Her foray into footwear started as a hobby, making shoes by hand — she could only felt two pairs a day — and it was then decided to make a small business out of it.
The business started selling at a fair and grew very slowly until it was decided to purchase some machinery and tools and the product became "more professional", she said.
Production was later moved to premises in Romania where 50 people were now employed making shoes. It had grown into a family business and the couple’s son, Jesper Glerup Kristensen, was now involved.
Mrs Glerup Kristensen "never ever" dreamed the business would develop into such a large operation. Rather, the couple thought making a few shoes would give them "a little extra money".
They used wool from Gotland sheep, a breed which was first established on the Swedish island of Gotland by the Vikings with Karakul and Romanov sheep brought back from expeditions into Russia and crossed with the native landrace sheep.
It was necessary to mix the Gotland fibre with another kind of wool and, in the beginning, Ms Glerup sourced that wool from England.

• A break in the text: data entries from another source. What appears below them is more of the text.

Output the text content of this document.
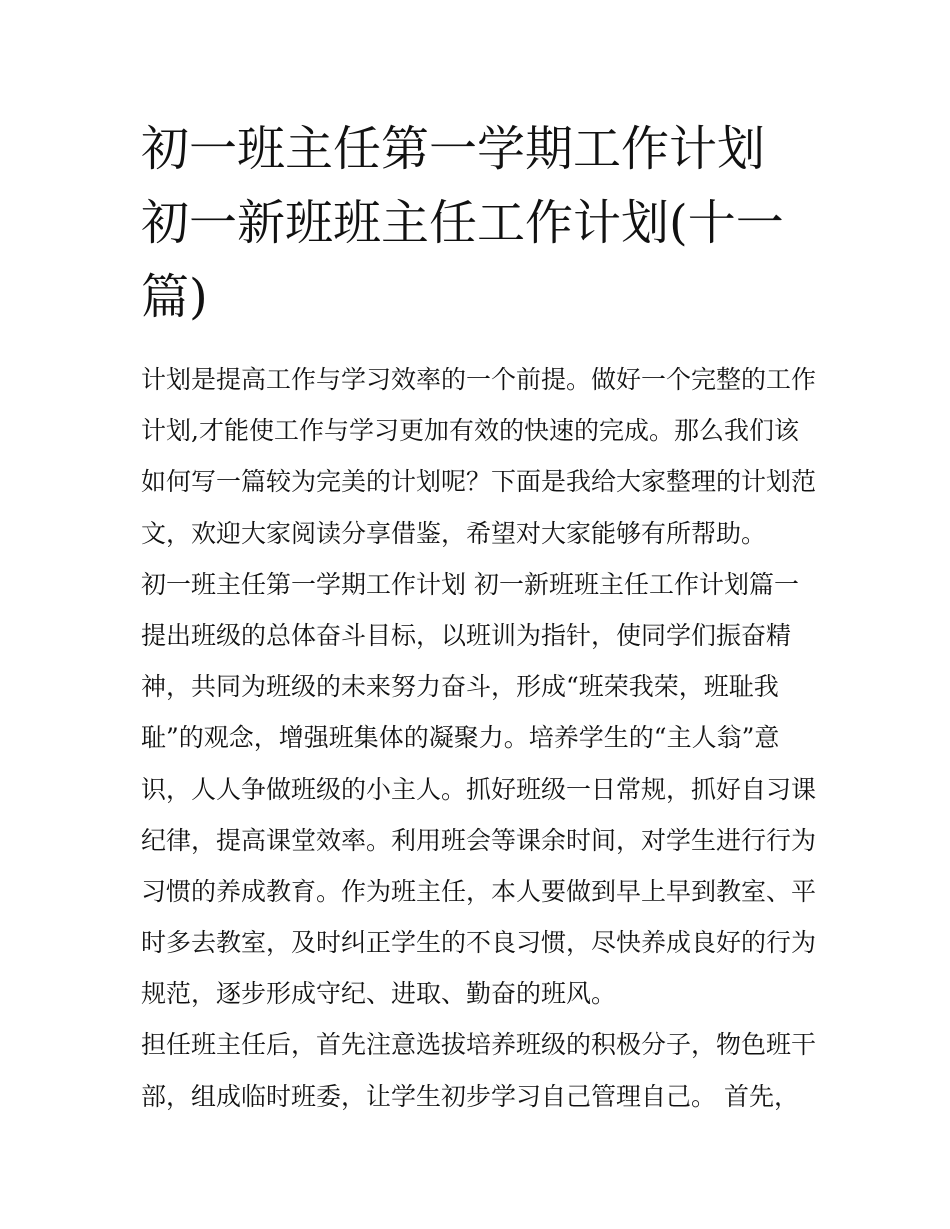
初一班主任第一学期工作计划
初一新班班主任工作计划(十一
篇)
计划是提高工作与学习效率的一个前提。做好一个完整的工作
计划,才能使工作与学习更加有效的快速的完成。那么我们该
如何写一篇较为完美的计划呢？下面是我给大家整理的计划范
文，欢迎大家阅读分享借鉴，希望对大家能够有所帮助。
初一班主任第一学期工作计划 初一新班班主任工作计划篇一
提出班级的总体奋斗目标，以班训为指针，使同学们振奋精
神，共同为班级的未来努力奋斗，形成“班荣我荣，班耻我
耻”的观念，增强班集体的凝聚力。培养学生的“主人翁”意
识，人人争做班级的小主人。抓好班级一日常规，抓好自习课
纪律，提高课堂效率。利用班会等课余时间，对学生进行行为
习惯的养成教育。作为班主任，本人要做到早上早到教室、平
时多去教室，及时纠正学生的不良习惯，尽快养成良好的行为
规范，逐步形成守纪、进取、勤奋的班风。
担任班主任后，首先注意选拔培养班级的积极分子，物色班干
部，组成临时班委，让学生初步学习自己管理自己。 首先，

Sometimes she got the wool she wanted but at other times it was not the correct micron. As the business grew, they tired of the varying quality.
Now sourcing the wool from New Zealand, they had consistent quality and it was "very good" for the business, she said.
Ten percent of Gotland wool was still used and they knew all the owners of those sheep personally.
It was good to know that NZM had contact with suppliers "so we know everything is good around the sheep", she said.
During their visit, the 2018 supply order was locked in and 120 tonnes a year was being supplied. Mrs Glerup Kristensen expected that volume would continue to grow as the business did.
The couple had enjoyed seeing such large farms, as the biggest number of sheep on a Danish farm was about 110.
Landcorp chief executive Steven Carden said the relationship with Glerups was exactly the sort of thing Landcorp was trying to achieve through its Pamu strategy, which involved entering supply chains for top quality products.
"It’s great that they value the way that we farm and, of course, the contract provides certainty around supply and price for both of us," Mr Carden said.
It was the first deal Landcorp had made under Pamu and it also reflected the way the state-owned farming operation was joining partners to create those opportunities, he said.
"The fact that Nanny and Ove are out here and visiting the farms and our growers shows it actually is a relationship.
"It’s not often a farmer gets the chance to meet their customers and see where their product ends up," he said.